Request that the property be removed from the market
Although sellers may not be keen to make this offer, it is worth asking. There’s less chance that the property will be sold if it isn’t being advertised. You may also risk being overlooked. To show your commitment, you will have greater success if you offer to trade something. A survey should be completed as soon as possible after an offer has been accepted.
Learn more about the sellers
You will have a lower chance of the seller rejecting your offer if you are able to get along with them. Keep the seller informed about where you are at this point in the process, so that they can see you are actively trying to move things forward.
Although solicitors and agents tend to prefer not to have clients contact each other, there is nothing stopping you from exchanging emails addresses or sending thank you cards.
A “lock out agreement” is a good idea.
The lock out agreement is basically a contract between the buyer and seller that gives the buyer the exclusive right to purchase the property for a specified period. Although the seller must agree to this, it can be a way to show that you are serious about wanting the property. It will also appeal to sellers who have had to sell before or want to move quickly. Talk to your conveyancing lawyer about the costs involved and what the agreement will cost.
Avoid estate agent tricks
Unscrupulous agents may make a last-minute offer that is higher than you are willing to accept. Ask for proof in writing if the agent brings you a better offer. Don’t panic if the agent makes a genuine offer. You should know what your maximum price is before you start your property search. Even if an agent is trying to get you to panic, it is important to stick with this number. What to do if an estate agent makes a higher offer?

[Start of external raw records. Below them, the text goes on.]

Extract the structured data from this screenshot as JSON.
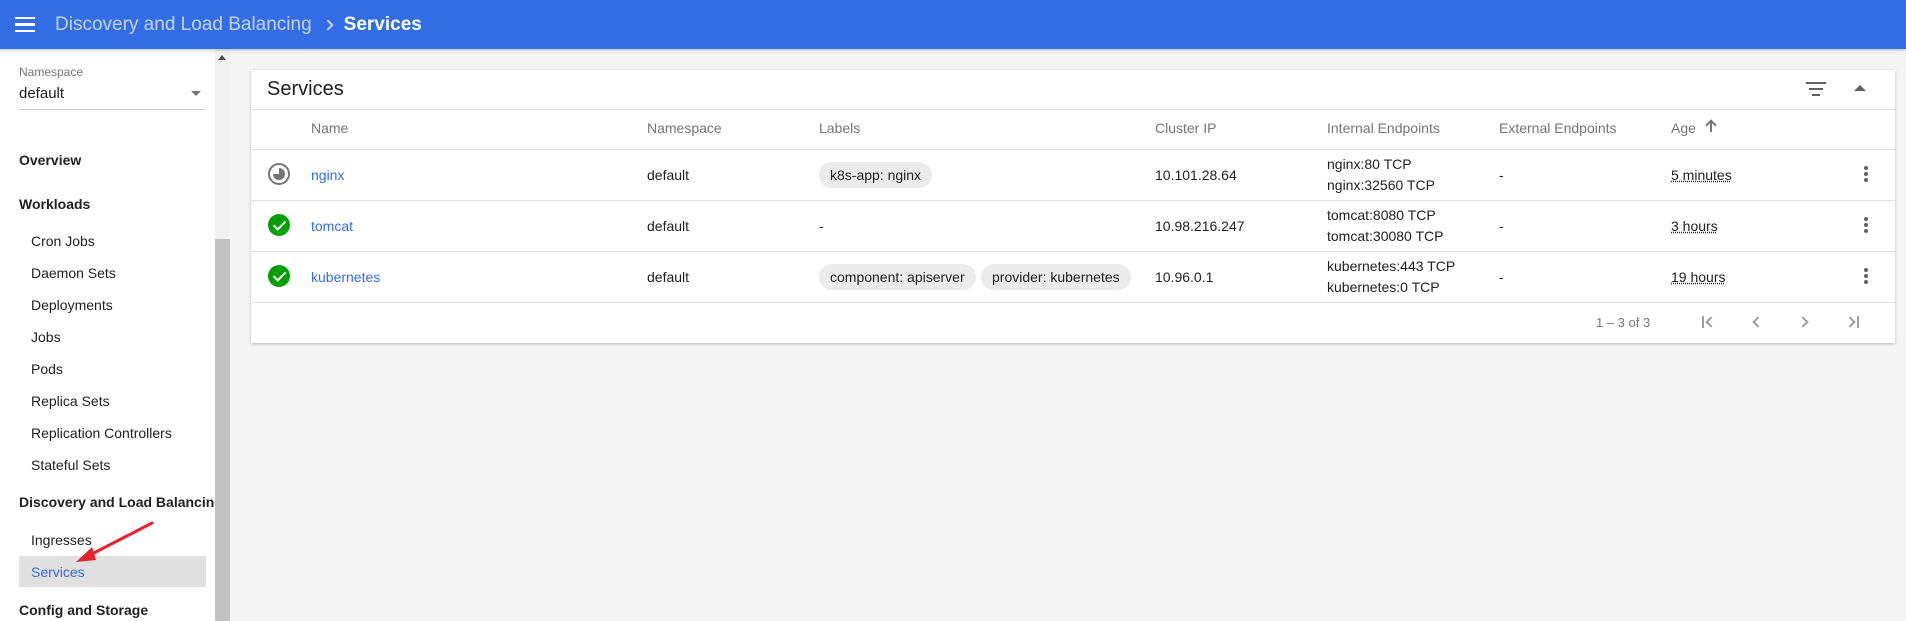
{
  "topbar": {
    "breadcrumb_parent": "Discovery and Load Balancing",
    "breadcrumb_current": "Services",
    "color": "#326de6"
  },
  "sidebar": {
    "namespace_label": "Namespace",
    "namespace_value": "default",
    "overview": "Overview",
    "workloads": "Workloads",
    "workload_items": [
      "Cron Jobs",
      "Daemon Sets",
      "Deployments",
      "Jobs",
      "Pods",
      "Replica Sets",
      "Replication Controllers",
      "Stateful Sets"
    ],
    "discovery": "Discovery and Load Balancing",
    "discovery_items": [
      "Ingresses",
      "Services"
    ],
    "config": "Config and Storage",
    "active_item": "Services"
  },
  "services": {
    "title": "Services",
    "headers": {
      "name": "Name",
      "namespace": "Namespace",
      "labels": "Labels",
      "cluster_ip": "Cluster IP",
      "internal_endpoints": "Internal Endpoints",
      "external_endpoints": "External Endpoints",
      "age": "Age"
    },
    "rows": [
      {
        "status": "pending",
        "name": "nginx",
        "namespace": "default",
        "labels": [
          "k8s-app: nginx"
        ],
        "cluster_ip": "10.101.28.64",
        "internal_endpoints": [
          "nginx:80 TCP",
          "nginx:32560 TCP"
        ],
        "external_endpoints": "-",
        "age": "5 minutes"
      },
      {
        "status": "ok",
        "name": "tomcat",
        "namespace": "default",
        "labels_text": "-",
        "cluster_ip": "10.98.216.247",
        "internal_endpoints": [
          "tomcat:8080 TCP",
          "tomcat:30080 TCP"
        ],
        "external_endpoints": "-",
        "age": "3 hours"
      },
      {
        "status": "ok",
        "name": "kubernetes",
        "namespace": "default",
        "labels": [
          "component: apiserver",
          "provider: kubernetes"
        ],
        "cluster_ip": "10.96.0.1",
        "internal_endpoints": [
          "kubernetes:443 TCP",
          "kubernetes:0 TCP"
        ],
        "external_endpoints": "-",
        "age": "19 hours"
      }
    ],
    "pagination": "1 – 3 of 3"
  }
}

If you have done all you can to avoid being gazumped but still receive a higher offer, you should review your finances and see if you could gazump your gazumper by accepting a lower counter offer. Be careful not to put yourself in financial danger by rushing to make ends meet. Be careful, you might get gazumped again.
If this is not an option, you have one choice: sell yourself. You should highlight everything that is in your favor, from the fact that you are a first-time buyer without any chain to the flexibility you have regarding moving dates. You can write, email, or call the seller to tell them how much you love the property and why you want to make it your family home.